Pages - 292
Book kindly sent to me for review by William Heinemann, part of the Random House publishing group.
Published in 2011
'Here, I practice, and you practice. Ahem. AH-em. I am Vaclav the Magnificent, with birthday on the sixth of May, the famous day for the generations to celebrate and rejoice, a day in the future years eclipsing Christmas and Hanukkah and Ramadam and all pagan festivals, born in a land far, far, far, far, far,far distance from here, a land of ancient and magnificent secrets, a land of enchanted knowledge passed down through the ages and from the ancients, a land of illusion (Russia!), born there in Russia and reappearing here, in America, in New York, in Brooklyn ( which is a Borough), near Coney Island, which is a famous place of magic...........
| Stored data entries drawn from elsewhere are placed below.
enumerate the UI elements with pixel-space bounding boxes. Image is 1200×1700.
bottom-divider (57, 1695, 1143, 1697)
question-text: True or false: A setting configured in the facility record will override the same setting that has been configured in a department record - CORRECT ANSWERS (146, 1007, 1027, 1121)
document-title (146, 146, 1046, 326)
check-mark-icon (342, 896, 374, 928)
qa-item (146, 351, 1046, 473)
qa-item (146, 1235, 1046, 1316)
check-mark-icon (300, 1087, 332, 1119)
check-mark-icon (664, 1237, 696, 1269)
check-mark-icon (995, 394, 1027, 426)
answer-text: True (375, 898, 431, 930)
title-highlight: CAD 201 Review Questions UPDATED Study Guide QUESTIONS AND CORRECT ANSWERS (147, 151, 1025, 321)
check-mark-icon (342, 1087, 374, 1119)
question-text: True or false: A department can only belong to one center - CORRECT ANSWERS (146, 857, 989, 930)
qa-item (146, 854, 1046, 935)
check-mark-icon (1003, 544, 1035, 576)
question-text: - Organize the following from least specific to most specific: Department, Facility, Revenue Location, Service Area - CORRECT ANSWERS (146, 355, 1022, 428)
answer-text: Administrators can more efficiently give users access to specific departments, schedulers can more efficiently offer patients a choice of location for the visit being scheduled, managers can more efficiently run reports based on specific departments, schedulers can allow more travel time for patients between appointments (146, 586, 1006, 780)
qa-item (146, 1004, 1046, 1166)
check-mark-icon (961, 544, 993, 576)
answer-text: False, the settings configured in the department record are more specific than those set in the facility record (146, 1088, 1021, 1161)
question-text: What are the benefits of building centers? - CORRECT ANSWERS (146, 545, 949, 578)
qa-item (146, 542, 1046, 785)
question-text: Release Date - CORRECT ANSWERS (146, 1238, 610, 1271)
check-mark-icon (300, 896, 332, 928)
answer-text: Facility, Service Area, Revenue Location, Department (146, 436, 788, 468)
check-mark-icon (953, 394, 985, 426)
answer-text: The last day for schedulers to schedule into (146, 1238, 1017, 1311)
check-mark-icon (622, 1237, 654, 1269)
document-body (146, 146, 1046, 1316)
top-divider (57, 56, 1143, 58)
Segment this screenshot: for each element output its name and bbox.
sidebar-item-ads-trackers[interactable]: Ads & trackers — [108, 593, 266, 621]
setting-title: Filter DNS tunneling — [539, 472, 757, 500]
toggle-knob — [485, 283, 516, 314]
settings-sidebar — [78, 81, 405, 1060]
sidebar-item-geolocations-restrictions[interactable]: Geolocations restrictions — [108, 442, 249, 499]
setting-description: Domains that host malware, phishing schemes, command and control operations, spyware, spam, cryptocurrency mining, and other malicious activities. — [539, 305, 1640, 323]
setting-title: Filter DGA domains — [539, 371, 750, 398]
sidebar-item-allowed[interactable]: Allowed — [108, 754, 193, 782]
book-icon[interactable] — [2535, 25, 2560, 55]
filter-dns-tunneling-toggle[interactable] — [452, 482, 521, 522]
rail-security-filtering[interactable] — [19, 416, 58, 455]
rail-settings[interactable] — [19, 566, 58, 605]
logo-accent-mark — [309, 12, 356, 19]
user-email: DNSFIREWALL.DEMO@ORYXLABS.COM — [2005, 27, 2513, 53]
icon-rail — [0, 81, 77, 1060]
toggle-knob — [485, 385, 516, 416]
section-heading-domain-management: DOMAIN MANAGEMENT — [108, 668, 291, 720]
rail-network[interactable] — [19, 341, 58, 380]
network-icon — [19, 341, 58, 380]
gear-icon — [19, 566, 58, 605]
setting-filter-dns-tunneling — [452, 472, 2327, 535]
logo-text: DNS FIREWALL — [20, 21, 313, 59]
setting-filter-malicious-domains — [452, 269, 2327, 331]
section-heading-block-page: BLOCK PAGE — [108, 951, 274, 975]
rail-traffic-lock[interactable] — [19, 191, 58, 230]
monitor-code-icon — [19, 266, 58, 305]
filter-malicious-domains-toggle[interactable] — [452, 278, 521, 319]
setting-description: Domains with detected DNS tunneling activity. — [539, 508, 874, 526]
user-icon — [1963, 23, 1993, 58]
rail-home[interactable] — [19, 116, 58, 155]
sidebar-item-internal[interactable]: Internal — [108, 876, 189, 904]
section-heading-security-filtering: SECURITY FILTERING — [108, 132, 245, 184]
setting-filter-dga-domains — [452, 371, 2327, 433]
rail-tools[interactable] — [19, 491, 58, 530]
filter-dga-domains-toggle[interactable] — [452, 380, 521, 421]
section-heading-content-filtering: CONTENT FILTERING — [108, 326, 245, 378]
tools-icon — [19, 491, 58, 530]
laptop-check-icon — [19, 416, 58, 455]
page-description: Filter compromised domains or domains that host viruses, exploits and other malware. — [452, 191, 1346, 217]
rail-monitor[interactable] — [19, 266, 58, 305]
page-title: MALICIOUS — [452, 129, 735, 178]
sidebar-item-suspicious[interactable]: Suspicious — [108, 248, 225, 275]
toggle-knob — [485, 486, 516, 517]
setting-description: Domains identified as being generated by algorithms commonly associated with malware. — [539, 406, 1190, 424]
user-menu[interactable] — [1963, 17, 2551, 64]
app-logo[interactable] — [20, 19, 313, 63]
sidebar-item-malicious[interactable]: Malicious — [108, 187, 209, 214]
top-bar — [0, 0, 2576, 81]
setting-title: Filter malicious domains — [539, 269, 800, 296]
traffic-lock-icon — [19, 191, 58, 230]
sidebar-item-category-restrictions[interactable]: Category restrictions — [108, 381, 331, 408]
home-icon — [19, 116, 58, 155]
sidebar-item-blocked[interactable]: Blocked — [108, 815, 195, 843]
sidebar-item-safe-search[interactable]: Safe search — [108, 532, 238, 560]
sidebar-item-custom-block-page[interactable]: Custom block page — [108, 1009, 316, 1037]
On receiving this book, I had very little knowledge about it, all I knew was that it had something to do with Russians, which intrigued me from the start as I don't think I have ever read a book that had Russians as main characters. As the young Vaclav stepped onto the page and began his opening speech in broken English for his upcoming magic trick, I was instantly smitten by his character. His warmheartedness burst out of the story and enveloped me into a bear hug. His assistant Lena, exists more quietly within the book, seeing everything that goes on around her and carefully taking it all in. Vaclav has enough love for both of them and guides Lena through everyday life.
The story begins with Vaclav and Lena as children. Vaclav believes without any doubt that he will be a famous magician when he grows up and that he will marry Lena. Both children, are Russian-Americans who are brought together after attending English-as-a-second-language classes. Vaclav's life is secure and stable and he knows he is unconditionally loved. Lena's life is not such a happy one and she finds comfort in being at Vaclav's home. Then one day, Lena just stops visiting Vaclav.
Seven years later we are introduced to a more grown up Vaclav, who has developed a healthy interest in girls, yet stills remains faithful in his love for Lena. He stills also holds the dream of being a magician. The story then unfolds as what actually happened to Lena all those years ago. Can Vaclav now understand the things he was too young to cope with then.
I found the innocence within this story quite breathtaking. Vaclav and Lena are both children you want to hug, yet each have their own set of problems which seem to be defining their future. Vaclav, although living a happy existence, seems slightly mollycoddled by his mother, who cannot see that she may be smothering him a little. Her love for him is all consuming; she instigated the move from Russia with her husband, just so that her son could have a better life. Lena's life is full of sadness and neglect. Vaclav's mother does her best to take her under her wing and protect her, but she is concerned about the effect this girl has on her son.
When the story moves to Vaclav's teenage years, the story of the past begins to fall into place like a jigsaw, each piece of the story finally revealed with the reasons for each person's actions. I had no idea the book would end with the truths that were revealed and found that the author had cleverly hidden any trace of what had happened, yet on reflection I should have been able to read between the words to work it out.
This story is extremely original and captures the innocence of first love, which can overcome the issues of life that are thrown in its pathway . It shows you that occasionally little white lies can actually make things better for the one you love. The author is very good at evoking your emotions, so that you instantly feel involved in the lives of the characters. By the end of the book, I felt content in the knowledge that all would be well in their lives. I really loved reading this book and look forward to many more by this author.